Maternal embryonic leucine zipper kinase (MELK) plays an important role in the regulation of tumor cell growth. It is abundant in triple-negative breast cancers (TNBC), making it a promising target for molecular imaging and therapy. Based on the structure of a potent MELK inhibitor (OTSSP167) with high affinity, we developed a novel carbon-11 radiolabeled molecular probe ¹¹C-methoxy-OTSSP167, and evaluated its application in positron emission tomography (PET) imaging of TNBC. ¹¹C-methoxy-OTSSP167 was successfully synthesized and was identical to its non-radiolabeled compound methoxy-OTSSP167 in high-pressure liquid chromatography (HPLC) chromatogram. The obtained tracer had 10 ± 2% radiolabeling yield with a total synthesis time of 40 min. The radiochemical purity of the tracer was more than 95%. The maximum uptake (9.97 ± 0.70%) of ¹¹C-methoxy-OTSSP167 in MELK-overexpressing MDA-MB-231 cells was at 60 min in vitro. On PET, MDA-MB-231 tumors were clearly visible at 30, 60, and 90 min after injection of ¹¹C-methoxy-OTSSP167, while no obvious radioactivity accumulation was found in the low-MELK MCF-7 tumors. In vivo biodistribution data were consistent with the findings of the PET images. However, the radioactive tracer showed high uptake in normal organs such as liver and intestine, which may limit the application of the tracer. In addition, a markedly different MELK expression level in MDA-MBA-231 and MCF-7 tumors was verified via IHC staining. In conclusion, ¹¹C-methoxy-OTSSP167 was successfully developed and exhibited elevated uptake in MELK overexpressed tumor, indicating its potential for noninvasively imaging of MELK overexpressed TNBC.

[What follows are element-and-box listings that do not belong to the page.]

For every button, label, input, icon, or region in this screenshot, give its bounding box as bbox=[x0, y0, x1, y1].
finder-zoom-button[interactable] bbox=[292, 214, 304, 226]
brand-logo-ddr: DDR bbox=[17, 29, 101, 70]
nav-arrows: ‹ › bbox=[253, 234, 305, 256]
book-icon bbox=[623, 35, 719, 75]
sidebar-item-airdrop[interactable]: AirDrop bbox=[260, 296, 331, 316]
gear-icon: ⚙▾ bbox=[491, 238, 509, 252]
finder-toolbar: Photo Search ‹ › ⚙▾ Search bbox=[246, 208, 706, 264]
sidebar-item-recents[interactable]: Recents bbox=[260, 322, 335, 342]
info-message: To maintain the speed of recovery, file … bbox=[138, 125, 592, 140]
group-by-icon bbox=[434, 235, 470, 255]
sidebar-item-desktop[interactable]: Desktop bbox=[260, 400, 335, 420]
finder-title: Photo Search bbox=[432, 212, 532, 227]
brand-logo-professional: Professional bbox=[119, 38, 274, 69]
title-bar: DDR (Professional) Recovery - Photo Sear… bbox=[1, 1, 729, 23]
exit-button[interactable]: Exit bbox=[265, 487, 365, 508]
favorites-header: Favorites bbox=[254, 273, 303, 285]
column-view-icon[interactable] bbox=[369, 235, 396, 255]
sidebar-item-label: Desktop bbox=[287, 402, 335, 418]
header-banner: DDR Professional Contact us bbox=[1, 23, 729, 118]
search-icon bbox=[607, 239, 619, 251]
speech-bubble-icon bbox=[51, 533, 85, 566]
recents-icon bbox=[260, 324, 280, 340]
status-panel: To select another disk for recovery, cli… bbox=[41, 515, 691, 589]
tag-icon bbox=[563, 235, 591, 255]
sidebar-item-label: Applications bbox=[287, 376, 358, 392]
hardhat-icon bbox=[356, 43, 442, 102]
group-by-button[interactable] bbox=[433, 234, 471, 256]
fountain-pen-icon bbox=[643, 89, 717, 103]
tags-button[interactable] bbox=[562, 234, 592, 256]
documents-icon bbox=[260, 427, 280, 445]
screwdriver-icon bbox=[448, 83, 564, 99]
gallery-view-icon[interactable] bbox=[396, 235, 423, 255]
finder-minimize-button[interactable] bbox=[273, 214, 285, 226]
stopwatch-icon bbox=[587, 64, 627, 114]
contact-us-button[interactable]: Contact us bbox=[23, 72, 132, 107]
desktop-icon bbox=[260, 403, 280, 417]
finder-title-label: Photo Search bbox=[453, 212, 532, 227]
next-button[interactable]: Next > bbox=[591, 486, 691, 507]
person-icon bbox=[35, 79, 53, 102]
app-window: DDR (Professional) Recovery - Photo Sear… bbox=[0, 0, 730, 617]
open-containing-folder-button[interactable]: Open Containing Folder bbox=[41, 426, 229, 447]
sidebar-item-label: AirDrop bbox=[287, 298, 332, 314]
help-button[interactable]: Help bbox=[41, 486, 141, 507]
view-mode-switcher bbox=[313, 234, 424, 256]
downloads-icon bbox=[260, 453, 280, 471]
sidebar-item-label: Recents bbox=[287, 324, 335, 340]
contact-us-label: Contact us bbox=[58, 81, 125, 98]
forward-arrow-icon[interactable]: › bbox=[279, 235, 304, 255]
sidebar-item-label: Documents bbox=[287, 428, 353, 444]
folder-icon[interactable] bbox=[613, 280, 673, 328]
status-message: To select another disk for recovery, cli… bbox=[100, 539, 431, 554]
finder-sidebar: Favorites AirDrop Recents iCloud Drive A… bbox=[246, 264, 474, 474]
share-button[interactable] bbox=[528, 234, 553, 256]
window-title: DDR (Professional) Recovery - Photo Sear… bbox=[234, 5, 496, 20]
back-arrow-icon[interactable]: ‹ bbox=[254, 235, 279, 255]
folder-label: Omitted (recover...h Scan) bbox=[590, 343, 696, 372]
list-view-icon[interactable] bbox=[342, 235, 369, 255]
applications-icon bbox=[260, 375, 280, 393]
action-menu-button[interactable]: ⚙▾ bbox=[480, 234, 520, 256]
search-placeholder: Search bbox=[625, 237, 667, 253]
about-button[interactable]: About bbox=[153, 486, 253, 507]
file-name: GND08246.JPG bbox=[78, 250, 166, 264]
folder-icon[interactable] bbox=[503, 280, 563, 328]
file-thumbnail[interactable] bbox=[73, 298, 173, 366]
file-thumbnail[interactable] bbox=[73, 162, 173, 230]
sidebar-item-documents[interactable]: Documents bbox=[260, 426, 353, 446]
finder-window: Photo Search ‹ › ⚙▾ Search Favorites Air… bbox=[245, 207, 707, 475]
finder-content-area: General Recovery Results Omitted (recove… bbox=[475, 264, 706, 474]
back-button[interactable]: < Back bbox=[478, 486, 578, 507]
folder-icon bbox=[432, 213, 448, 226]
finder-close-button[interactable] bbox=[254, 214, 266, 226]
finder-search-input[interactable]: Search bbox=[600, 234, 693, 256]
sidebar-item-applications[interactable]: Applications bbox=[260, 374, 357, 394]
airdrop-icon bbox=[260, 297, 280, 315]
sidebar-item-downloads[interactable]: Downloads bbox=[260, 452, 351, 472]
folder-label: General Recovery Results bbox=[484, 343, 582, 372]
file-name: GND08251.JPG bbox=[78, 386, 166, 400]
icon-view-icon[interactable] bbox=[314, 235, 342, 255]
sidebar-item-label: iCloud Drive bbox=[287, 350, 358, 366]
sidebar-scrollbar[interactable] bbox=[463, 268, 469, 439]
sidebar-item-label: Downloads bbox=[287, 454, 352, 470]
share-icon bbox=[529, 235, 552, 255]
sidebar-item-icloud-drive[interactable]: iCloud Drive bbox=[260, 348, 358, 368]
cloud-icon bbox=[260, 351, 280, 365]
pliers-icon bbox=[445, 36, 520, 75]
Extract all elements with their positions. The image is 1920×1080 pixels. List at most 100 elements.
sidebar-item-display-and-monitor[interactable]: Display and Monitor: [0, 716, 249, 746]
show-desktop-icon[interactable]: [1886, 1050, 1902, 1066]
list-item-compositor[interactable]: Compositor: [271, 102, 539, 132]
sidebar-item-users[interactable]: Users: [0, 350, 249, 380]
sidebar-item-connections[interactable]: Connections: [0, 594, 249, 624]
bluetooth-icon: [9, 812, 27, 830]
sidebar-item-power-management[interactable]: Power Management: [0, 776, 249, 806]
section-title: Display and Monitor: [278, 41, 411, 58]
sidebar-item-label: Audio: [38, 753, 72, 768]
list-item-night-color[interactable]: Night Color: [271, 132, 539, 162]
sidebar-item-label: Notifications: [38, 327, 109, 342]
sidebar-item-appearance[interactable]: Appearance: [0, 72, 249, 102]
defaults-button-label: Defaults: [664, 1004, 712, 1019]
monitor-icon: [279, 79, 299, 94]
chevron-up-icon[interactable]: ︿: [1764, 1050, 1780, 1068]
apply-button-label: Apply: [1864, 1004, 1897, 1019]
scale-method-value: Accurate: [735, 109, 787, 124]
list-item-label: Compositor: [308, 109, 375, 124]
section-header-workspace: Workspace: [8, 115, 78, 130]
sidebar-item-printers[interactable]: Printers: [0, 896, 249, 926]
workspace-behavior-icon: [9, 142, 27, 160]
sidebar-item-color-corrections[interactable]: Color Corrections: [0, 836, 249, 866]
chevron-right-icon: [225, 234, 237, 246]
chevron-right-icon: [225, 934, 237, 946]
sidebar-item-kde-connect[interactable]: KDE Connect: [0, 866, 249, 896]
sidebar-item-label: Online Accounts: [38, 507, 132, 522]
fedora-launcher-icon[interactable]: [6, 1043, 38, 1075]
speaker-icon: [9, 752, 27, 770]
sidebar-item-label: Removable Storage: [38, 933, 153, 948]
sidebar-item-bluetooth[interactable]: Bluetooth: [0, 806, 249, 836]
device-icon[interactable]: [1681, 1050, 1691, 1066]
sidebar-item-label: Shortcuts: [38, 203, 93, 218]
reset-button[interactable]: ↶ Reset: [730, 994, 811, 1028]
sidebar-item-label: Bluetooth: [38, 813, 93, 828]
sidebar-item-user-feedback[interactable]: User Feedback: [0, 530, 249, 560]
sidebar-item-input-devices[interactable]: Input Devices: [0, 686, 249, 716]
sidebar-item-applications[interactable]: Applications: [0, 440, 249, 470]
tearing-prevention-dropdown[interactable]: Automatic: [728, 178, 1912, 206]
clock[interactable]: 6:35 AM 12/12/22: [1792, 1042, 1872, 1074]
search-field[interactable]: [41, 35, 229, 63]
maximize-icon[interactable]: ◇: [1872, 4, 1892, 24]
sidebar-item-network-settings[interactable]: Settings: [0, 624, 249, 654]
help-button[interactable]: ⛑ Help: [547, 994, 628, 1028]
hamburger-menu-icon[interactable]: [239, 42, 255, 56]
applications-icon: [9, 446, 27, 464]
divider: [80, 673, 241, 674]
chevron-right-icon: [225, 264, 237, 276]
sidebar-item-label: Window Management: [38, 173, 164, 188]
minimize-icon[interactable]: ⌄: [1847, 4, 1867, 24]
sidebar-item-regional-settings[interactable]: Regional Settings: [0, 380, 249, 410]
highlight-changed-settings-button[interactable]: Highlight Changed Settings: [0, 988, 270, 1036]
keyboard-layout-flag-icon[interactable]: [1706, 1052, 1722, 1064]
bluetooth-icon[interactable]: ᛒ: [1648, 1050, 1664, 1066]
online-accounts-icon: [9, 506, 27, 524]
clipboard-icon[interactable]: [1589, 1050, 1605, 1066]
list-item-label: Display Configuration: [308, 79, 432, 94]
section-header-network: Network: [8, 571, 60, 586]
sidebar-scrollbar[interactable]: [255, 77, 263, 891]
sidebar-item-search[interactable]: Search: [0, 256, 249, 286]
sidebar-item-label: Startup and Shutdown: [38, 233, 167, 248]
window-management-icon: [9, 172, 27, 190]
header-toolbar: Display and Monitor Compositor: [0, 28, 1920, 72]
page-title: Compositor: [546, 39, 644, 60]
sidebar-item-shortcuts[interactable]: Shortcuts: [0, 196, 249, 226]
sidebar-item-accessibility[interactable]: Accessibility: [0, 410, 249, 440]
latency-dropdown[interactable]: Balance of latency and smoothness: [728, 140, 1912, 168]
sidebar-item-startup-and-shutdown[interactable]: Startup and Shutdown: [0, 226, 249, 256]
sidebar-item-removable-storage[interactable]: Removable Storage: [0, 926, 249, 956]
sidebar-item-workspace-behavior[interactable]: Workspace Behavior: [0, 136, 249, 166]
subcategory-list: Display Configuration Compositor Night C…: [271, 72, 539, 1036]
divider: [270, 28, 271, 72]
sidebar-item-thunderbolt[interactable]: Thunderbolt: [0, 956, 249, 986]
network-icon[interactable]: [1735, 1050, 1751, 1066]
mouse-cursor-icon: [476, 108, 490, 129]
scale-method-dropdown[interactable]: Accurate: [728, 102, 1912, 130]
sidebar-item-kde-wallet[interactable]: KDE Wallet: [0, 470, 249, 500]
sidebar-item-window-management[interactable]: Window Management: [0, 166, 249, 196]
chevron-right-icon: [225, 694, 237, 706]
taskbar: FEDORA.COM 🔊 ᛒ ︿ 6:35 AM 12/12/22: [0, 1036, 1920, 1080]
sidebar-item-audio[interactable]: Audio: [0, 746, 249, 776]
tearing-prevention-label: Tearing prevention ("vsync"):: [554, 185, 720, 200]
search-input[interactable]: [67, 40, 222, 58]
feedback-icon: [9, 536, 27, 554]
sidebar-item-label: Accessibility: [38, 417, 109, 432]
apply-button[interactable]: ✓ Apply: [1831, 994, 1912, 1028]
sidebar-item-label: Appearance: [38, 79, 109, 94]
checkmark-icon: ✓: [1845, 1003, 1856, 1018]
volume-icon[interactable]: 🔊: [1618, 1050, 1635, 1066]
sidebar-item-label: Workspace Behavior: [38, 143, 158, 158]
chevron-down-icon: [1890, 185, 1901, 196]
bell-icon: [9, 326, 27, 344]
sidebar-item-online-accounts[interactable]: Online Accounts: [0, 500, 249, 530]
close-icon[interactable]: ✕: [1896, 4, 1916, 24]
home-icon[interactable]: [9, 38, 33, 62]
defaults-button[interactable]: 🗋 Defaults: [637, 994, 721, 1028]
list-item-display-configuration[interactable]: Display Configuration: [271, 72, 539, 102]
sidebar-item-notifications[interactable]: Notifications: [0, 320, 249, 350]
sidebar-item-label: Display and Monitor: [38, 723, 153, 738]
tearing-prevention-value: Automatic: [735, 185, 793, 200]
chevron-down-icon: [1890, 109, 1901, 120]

母体胚胎亮氨酸拉链激酶 (MELK) 在调节肿瘤细胞生长中起重要作用。它在三阴性乳腺癌 (TNBC) 中含量丰富，使其成为分子成像和治疗的有希望的靶点。基于具有高亲和力的强效 MELK 抑制剂 (OTSSP167) 的结构，我们开发了一种新型碳 11 放射性标记分子探针¹¹ C-甲氧基-OTSSP167，并评估了其在 TNBC 正电子发射断层扫描 (PET) 成像中的应用。¹¹C-甲氧基-OTSSP167 合成成功，高压液相色谱 (HPLC) 色谱图与其未放射性标记的化合物甲氧基-OTSSP167 完全相同。获得的示踪剂具有 10 ± 2% 的放射性标记产率，总合成时间为 40 分钟。示踪剂的放射化学纯度大于95%。¹¹ C-甲氧基-OTSSP167 在过表达 MELK 的 MDA-MB-231 细胞中的最大吸收 (9.97 ± 0.70%)在体外60 分钟。在 PET 上，注射¹¹ C-甲氧基-OTSSP167后 30、60 和 90 分钟时，MDA-MB-231 肿瘤清晰可见，而在低 MELK MCF-7 肿瘤中未发现明显的放射性积累。体内生物分布数据与 PET 图像的结果一致。然而，放射性示踪剂在肝脏和肠道等正常器官中表现出高吸收，这可能限制了示踪剂的应用。此外，通过 IHC 染色证实了 MDA-MBA-231 和 MCF-7 肿瘤中显着不同的 MELK 表达水平。总之，¹¹ C-甲氧基-OTSSP167 已成功开发并在 MELK 过表达的肿瘤中表现出升高的摄取，表明其具有对 MELK 过表达的 TNBC 进行无创成像的潜力。